Highlights & Insights

  • Systematic Event-Language Analogy: Moving beyond simple comparison, the work analyzes similarities (sequential structure, incremental info) and differences (info density, spatial locality), leading to specific architectural adjustments—MVHS for density and PWE for locality.
  • First Successful Application of RWKV-6 to Event Domain: The combination of parallel training and recurrent inference in linear attention matches the needs of the A2S paradigm. RWKV-6's data-dependent decay and gating are well-suited for continuous dynamic data.
  • Paradigm Shift from 1D to 2D Features: Using matrix hidden states instead of vector outputs is a novel approach to expand expressiveness without increasing model width, while the 2D structure naturally aligns with vision tasks.
  • Generalization of Self-Supervised Features: Encoder features pre-trained on Gen1 can be used directly for the N-Cars classification task (96.3% accuracy), validating feature generalization.

Limitations

  • Latency Constraints in High-Resolution Scenarios: The event rate in Gen1 (0.618M/s) already exceeds the throughput of EVA-L (0.541M/s).
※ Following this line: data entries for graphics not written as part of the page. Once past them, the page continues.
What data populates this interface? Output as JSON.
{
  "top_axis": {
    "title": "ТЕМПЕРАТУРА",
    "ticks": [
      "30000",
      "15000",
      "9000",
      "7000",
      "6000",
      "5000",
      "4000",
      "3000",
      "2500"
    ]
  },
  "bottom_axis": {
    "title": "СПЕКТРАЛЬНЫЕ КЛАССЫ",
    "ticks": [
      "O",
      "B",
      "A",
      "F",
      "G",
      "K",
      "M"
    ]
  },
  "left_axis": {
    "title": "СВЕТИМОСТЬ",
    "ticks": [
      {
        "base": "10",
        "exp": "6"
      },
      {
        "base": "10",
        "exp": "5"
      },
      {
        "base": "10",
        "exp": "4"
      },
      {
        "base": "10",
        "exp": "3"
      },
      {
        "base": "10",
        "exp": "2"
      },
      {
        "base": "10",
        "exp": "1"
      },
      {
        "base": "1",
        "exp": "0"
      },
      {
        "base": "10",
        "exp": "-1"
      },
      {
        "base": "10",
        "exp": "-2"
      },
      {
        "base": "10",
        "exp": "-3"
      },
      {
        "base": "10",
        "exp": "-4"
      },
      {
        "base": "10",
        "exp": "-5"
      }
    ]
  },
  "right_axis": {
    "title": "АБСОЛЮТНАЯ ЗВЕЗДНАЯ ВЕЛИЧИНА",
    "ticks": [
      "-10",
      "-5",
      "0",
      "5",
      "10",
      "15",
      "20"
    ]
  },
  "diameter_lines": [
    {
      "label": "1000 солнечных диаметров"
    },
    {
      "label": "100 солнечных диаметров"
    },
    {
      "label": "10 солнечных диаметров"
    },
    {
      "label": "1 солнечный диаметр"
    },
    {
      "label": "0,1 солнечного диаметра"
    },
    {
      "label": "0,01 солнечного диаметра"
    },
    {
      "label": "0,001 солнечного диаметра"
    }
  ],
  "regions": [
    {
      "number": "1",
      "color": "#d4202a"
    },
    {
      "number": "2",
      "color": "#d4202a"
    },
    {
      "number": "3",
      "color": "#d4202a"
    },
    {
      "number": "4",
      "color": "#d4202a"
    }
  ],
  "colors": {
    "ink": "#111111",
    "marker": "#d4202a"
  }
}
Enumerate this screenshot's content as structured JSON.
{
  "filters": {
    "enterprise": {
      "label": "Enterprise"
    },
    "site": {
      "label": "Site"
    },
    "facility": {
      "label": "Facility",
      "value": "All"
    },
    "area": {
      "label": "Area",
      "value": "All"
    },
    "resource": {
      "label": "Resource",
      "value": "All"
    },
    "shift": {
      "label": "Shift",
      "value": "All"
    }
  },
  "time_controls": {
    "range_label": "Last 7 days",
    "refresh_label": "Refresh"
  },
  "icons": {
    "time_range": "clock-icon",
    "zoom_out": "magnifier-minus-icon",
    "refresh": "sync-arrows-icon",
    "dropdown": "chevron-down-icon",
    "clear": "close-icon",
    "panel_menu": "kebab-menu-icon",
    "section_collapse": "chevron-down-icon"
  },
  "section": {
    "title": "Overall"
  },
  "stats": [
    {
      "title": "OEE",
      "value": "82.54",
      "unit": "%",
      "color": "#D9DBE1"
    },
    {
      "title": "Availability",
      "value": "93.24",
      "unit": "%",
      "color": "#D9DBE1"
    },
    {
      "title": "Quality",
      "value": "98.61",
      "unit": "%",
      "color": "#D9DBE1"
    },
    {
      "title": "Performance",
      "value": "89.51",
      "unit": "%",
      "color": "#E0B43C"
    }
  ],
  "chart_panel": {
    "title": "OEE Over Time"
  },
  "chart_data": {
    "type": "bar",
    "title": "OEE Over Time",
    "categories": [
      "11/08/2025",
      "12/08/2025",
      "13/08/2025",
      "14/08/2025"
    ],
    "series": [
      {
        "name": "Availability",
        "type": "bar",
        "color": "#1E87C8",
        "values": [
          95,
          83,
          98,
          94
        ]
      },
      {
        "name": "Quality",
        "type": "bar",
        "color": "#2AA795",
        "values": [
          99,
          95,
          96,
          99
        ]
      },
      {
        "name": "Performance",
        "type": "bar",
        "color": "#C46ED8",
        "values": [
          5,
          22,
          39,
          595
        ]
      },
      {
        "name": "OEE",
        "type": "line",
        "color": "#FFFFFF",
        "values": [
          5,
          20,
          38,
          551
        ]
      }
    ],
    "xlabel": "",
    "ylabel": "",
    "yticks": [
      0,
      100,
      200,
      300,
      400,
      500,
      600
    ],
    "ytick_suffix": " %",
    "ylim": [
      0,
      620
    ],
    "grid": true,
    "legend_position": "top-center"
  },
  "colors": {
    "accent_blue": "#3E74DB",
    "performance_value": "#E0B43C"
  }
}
While PWE mitigates this, challenges remain for higher resolution sensors like Gen3 (1280×720).
  • SSL Objectives Rely on Handcrafted Representations: Supervision signals for MRP and NRP come from EC and TS, which may lose certain event information, potentially limiting the learning ceiling.
  • Validated Only in the Event Domain: While the framework is theoretically general, experiments are limited to event camera data; its applicability to other asynchronous sequences (e.g., neural spikes) has not been explored.
  • Higher Encoder Latency: Due to its hierarchical learning architecture, EVA's per-event inference latency (14.7ms for 8192 events) is higher than ALERT-Tr., though total processing time is shorter.

vs ALERT-Transformer (Martin-Turrero et al., 2024)

Previously the strongest A2S method, using EventNet for asynchronous encoding. EVA improves FVA by 2.8% and SA by 8.3% on DVS128-Gesture. More importantly, ALERT-Tr. failed to provide detection results, whereas EVA achieves 47.7 mAP. The key difference lies in EVA using RWKV-6 for hierarchical learning and MVHS for expanded expressiveness.

vs RVT-B (Gehrig & Scaramuzza, 2023)

A SOTA synchronous dense method, achieving 47.2 mAP on Gen1. EVA-L surpasses this with 47.7 mAP using only 6 input feature channels (vs 20 for RVT-B). This indicates that the A2S paradigm can match or exceed synchronous methods through better asynchronous encoders while retaining asynchronous low-latency advantages.

vs DAGr (Gehrig & Scaramuzza, 2024)

An end-to-end asynchronous Graph Neural Network method with 32.1 mAP on Gen1. EVA's 47.7 mAP is a massive improvement (+15.6), demonstrating that the "encoding + dense downstream" A2S paradigm is more effective than pure asynchronous methods, which are often limited by graph methods' temporal accumulation capabilities.

Rating

Dimension Rating Reason
Novelty ⭐⭐⭐⭐ Systematic event-language analogy and MVHS design are novel, though core components (RWKV-6, SSL) are established.
Technical Depth ⭐⭐⭐⭐ Design is well-justified with comprehensive ablations and a complete logical chain from analogy to architecture.
Experimental Thoroughness ⭐⭐⭐⭐ Covers recognition, detection, and timing analysis, though tests on more datasets/tasks would be beneficial.
Value ⭐⭐⭐⭐⭐ First A2S method to conquer detection; PWE supports any resolution; open-source code has direct value for real-time applications.